Ricorso a prestazioni in attività libero-professionale
Si tratta del ricorso alla Libera Professione Intramoenia (LPI), con oneri a carico dell’Azienda USL. Nel caso in cui i tempi di attesa riferiti alla classe di priorità D (differibile), siano superiori a 30 giorni per le prime visite e a 60 giorni per gli esami strumentali in tutte le sedi dell’USL (ospedaliere e territoriali) e nelle strutture private accreditate, il cittadino potrà richiedere di ottenere la prestazione in regime di Libera Professione Intramoenia (LPI) pagando solamente il ticket, se dovuto. Al momento, le prestazioni ottenibili in regime di LPI sono quelle elencate nell’allegata tabella.

Per ottenere la prestazioni in LPI è necessario:
  1. compilare il modulo di richiesta
  2. consegnarlo, unitamente alla copia dell'impegnativa rilasciata dal proprio medico curante/specialista e alla copia della cedola di prenotazione, presso uno degli sportelli CUP presenti sul territorio (ospedale o territorio);
  3. gli operatori CUP si faranno carico di trasmettere i moduli alla Direzione Medica di Presidio per l'accoglimento o meno dell'istanza.

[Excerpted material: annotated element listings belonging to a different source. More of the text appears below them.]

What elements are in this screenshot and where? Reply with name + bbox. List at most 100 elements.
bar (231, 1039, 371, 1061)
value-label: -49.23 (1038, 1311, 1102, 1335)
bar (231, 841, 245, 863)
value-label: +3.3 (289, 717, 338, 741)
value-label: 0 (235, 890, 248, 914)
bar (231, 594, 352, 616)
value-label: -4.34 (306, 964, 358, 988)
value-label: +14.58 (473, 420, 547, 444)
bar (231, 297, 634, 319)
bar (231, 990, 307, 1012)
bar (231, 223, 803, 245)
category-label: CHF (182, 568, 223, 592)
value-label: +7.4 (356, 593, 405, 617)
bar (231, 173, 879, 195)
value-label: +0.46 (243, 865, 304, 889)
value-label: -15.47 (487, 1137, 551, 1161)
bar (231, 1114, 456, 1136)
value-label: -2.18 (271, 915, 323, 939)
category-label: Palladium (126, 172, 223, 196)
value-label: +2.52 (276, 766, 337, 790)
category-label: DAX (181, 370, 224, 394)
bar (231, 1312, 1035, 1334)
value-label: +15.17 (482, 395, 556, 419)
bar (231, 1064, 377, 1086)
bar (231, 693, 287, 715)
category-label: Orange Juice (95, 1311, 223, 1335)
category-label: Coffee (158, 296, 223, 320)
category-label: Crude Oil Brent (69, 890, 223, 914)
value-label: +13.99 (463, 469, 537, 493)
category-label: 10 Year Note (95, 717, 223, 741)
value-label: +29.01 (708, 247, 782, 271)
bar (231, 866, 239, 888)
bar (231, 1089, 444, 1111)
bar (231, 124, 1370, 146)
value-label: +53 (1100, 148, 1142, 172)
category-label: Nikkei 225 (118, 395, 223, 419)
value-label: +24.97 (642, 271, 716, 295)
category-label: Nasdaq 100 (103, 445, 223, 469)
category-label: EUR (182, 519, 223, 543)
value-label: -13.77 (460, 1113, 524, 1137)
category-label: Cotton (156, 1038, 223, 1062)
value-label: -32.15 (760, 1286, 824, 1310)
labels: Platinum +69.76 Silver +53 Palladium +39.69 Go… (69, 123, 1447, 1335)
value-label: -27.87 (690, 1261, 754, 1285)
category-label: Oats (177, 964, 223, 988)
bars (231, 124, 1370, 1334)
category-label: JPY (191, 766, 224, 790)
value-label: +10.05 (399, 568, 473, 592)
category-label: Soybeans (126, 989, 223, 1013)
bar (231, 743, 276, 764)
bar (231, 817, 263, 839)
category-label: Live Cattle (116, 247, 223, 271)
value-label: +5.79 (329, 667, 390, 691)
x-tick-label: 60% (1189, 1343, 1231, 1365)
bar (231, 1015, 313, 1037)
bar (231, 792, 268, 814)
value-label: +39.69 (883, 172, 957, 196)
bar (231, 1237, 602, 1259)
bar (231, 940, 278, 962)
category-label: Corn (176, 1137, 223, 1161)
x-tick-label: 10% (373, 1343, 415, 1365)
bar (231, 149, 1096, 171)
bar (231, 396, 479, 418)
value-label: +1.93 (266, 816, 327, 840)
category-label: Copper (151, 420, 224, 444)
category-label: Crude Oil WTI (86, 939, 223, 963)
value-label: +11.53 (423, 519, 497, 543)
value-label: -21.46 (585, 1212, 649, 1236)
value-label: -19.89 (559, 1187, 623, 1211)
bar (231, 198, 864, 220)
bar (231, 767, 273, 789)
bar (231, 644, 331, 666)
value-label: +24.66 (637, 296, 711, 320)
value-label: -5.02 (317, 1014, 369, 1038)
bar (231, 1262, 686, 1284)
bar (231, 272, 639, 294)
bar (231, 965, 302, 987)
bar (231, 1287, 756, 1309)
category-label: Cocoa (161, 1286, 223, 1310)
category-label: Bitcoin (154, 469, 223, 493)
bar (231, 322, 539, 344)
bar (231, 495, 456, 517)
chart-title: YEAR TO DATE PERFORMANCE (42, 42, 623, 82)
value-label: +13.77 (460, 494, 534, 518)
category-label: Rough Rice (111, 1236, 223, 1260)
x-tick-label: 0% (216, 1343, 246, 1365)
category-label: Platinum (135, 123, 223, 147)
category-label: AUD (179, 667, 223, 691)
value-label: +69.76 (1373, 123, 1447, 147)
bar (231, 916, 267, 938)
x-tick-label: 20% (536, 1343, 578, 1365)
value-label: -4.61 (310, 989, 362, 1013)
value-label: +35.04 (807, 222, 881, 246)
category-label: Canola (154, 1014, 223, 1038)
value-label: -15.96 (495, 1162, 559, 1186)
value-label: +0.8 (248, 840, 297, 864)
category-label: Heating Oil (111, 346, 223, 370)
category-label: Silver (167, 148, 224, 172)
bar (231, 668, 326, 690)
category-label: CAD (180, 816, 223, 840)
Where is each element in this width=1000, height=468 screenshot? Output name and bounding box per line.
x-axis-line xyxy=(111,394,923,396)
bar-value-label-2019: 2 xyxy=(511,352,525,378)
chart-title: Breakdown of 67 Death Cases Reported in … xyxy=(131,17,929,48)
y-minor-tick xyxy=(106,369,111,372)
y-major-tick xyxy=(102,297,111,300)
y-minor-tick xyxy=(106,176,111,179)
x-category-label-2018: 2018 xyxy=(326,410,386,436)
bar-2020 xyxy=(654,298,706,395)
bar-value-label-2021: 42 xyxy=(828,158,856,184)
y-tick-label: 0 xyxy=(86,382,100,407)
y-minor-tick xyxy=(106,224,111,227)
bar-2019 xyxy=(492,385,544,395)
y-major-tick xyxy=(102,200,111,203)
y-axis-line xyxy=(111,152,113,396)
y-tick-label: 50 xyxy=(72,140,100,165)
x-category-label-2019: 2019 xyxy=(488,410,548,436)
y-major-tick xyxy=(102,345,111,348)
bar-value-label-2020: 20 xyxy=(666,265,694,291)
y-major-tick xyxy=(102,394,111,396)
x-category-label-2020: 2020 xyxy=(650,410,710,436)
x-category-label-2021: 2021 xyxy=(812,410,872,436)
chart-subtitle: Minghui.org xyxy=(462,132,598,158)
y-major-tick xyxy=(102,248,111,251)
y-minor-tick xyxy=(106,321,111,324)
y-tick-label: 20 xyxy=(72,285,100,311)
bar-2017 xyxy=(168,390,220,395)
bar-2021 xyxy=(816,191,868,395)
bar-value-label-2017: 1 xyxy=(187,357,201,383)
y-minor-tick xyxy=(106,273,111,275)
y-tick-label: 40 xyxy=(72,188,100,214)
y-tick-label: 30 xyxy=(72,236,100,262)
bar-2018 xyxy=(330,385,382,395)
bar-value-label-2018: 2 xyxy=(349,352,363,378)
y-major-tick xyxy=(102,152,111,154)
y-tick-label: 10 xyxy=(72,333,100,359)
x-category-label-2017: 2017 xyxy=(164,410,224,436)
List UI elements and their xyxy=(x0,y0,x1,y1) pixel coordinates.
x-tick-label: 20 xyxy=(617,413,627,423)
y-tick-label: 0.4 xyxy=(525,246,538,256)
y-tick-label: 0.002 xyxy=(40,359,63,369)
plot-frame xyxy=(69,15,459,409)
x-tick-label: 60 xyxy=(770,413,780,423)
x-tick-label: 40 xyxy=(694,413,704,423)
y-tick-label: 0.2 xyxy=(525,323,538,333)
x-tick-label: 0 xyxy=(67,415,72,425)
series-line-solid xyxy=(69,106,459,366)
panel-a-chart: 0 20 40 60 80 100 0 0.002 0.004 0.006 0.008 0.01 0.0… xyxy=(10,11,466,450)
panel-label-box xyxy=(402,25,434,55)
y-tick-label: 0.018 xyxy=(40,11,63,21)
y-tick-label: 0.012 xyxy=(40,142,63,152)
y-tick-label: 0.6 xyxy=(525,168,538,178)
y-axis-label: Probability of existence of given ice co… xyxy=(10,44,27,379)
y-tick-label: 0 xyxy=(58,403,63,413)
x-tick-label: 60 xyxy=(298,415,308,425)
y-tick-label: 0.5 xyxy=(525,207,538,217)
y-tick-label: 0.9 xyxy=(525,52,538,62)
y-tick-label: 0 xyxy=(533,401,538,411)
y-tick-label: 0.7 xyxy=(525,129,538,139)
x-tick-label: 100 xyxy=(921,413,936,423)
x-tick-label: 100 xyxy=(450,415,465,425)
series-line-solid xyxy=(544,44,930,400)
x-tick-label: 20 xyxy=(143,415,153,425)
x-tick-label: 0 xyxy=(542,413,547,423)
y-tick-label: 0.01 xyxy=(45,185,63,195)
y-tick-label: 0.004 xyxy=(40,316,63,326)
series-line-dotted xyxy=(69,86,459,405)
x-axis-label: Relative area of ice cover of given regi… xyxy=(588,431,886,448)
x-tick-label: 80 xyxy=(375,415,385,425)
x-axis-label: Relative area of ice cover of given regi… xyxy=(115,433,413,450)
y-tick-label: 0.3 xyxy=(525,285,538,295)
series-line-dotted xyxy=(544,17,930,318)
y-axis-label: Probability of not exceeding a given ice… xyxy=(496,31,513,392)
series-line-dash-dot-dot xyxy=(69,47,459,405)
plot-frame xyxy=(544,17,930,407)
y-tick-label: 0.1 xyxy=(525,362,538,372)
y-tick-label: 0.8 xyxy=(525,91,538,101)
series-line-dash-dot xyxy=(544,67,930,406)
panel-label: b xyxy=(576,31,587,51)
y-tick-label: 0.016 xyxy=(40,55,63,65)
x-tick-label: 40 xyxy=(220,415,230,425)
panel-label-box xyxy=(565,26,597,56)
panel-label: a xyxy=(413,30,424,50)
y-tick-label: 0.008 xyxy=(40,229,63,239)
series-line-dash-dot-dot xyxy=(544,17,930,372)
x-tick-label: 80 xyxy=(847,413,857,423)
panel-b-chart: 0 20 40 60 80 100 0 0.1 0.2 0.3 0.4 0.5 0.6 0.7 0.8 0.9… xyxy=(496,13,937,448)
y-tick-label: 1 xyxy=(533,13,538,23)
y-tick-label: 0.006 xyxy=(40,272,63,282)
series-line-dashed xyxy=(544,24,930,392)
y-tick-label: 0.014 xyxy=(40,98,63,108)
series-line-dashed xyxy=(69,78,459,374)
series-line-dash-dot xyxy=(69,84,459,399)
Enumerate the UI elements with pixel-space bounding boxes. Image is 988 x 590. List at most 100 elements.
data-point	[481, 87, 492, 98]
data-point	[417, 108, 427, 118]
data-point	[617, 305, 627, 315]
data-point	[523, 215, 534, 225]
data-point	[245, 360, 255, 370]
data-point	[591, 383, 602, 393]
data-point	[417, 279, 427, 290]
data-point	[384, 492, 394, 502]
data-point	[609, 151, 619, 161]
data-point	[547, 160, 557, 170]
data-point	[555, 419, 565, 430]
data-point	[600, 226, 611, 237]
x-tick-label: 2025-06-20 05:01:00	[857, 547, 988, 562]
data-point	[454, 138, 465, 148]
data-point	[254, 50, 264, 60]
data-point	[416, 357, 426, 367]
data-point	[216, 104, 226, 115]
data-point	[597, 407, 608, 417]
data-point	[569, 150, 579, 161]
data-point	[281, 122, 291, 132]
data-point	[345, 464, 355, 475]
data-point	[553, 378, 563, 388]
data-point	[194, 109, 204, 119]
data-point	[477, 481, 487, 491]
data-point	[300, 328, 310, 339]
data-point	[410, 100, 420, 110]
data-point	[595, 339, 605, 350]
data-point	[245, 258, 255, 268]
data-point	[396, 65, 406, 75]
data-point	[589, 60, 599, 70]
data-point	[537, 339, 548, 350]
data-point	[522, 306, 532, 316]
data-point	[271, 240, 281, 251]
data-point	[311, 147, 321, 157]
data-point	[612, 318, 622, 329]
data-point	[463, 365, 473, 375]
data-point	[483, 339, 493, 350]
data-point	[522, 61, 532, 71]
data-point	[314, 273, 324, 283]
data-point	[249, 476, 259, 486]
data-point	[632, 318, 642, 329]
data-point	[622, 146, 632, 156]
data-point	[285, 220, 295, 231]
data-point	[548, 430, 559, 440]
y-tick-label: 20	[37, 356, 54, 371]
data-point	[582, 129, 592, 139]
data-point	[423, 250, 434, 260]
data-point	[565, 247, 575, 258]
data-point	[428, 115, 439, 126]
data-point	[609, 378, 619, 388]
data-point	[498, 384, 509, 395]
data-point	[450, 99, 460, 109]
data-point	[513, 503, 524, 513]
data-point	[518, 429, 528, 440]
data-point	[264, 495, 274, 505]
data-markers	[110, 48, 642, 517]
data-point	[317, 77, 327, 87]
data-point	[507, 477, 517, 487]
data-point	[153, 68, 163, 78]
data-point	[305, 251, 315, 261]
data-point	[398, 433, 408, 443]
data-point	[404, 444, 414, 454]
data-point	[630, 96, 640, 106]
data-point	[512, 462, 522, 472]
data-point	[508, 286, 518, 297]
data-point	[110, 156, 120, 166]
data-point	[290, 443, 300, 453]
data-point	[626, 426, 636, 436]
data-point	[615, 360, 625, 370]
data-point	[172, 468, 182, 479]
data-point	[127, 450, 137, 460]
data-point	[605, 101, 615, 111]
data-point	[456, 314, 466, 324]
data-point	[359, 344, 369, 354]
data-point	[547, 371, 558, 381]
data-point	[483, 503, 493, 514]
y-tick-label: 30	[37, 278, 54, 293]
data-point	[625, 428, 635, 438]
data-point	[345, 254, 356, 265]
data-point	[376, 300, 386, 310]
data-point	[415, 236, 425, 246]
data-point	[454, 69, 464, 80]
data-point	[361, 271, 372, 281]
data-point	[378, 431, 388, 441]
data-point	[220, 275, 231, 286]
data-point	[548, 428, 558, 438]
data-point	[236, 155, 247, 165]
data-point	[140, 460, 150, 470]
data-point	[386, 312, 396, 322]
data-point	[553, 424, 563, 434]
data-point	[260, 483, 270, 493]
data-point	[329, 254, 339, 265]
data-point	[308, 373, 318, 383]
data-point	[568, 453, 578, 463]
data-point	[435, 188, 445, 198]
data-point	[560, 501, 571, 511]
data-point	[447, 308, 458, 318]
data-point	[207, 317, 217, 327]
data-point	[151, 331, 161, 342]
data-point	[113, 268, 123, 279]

La richiesta verrà esaminata da una apposita commissione che valuterà:
  1. La classe di priorità indicata dal medico sull’impegnativa. Ricordiamo che sono escluse le visite di controllo, indicate con il codice di priorità P;
  2. L’impossibilità di ottenere la prestazione entro il termine di 30 o 50 giorni in tutti i punti erogatori dell’Azienda USL e nelle strutture private accreditate.
Al termine dell’istruttoria, in caso di esito positivo, l’Azienda comunicherà al cittadino sede, data e ora di esecuzione della prestazione richiesta.